Listen, in industry programming (and for personal projects if you want to get them done), the thief is the way to go. By all means, challenge yourself to understand each of these functions, but 99% of day to day development will not look like this.
How much time have you spent doing it? What part didn't you understand? If it's the bit shifting stuff, don't worry about it - hardly anyone actually knows how that works unless they look it up.
About a year with varying levels of commitment and intensity.
I kind of just threw myself into the deep end. Which was a rewarding but frustrating experience. My first project was one hot encoding 400gb of reddit porn to try and teach stylegan3 how to make porn. And then turning the function on in stylegan3. And then there was validating the images and ditching the ones that erroted. Resizing the whole datasets. Using ffmpeg to extract stills from the gifs and mp3s
I found stable diffusion existed like 5 days into actually training it which was bitter sweet. I mean. No way it would have produced actual porn but I was really looking forward to the horror.

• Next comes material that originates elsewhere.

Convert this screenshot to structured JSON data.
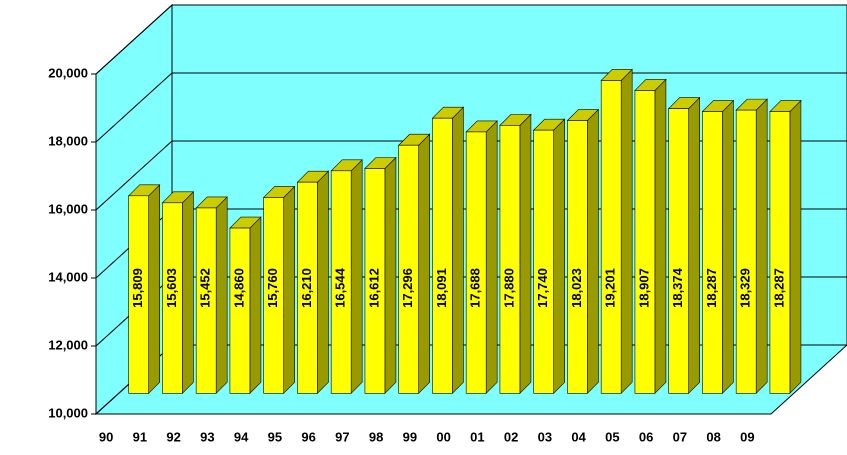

I taught myself as I went along which is a great way to learn but it's super disheartening when I see the math that's second nature to anyone whose studied this stuff academically.. I don't like math. In fact I hate it, and no matter how skilled (or not) a coder I become I'll never learn calculus sometimes makes it all feel like a fools errand.
I also hate math, and am jealous of people who are good at it. I get anxiety just doing simple multiplications, and have to look everything up. That said, I'm a senior platform developer, and earn more than anyone else in my family, so like... math helps a lot, but you don't neeed it to be a real dev. Certainly not to be a hobbyist/hacker, like yourself.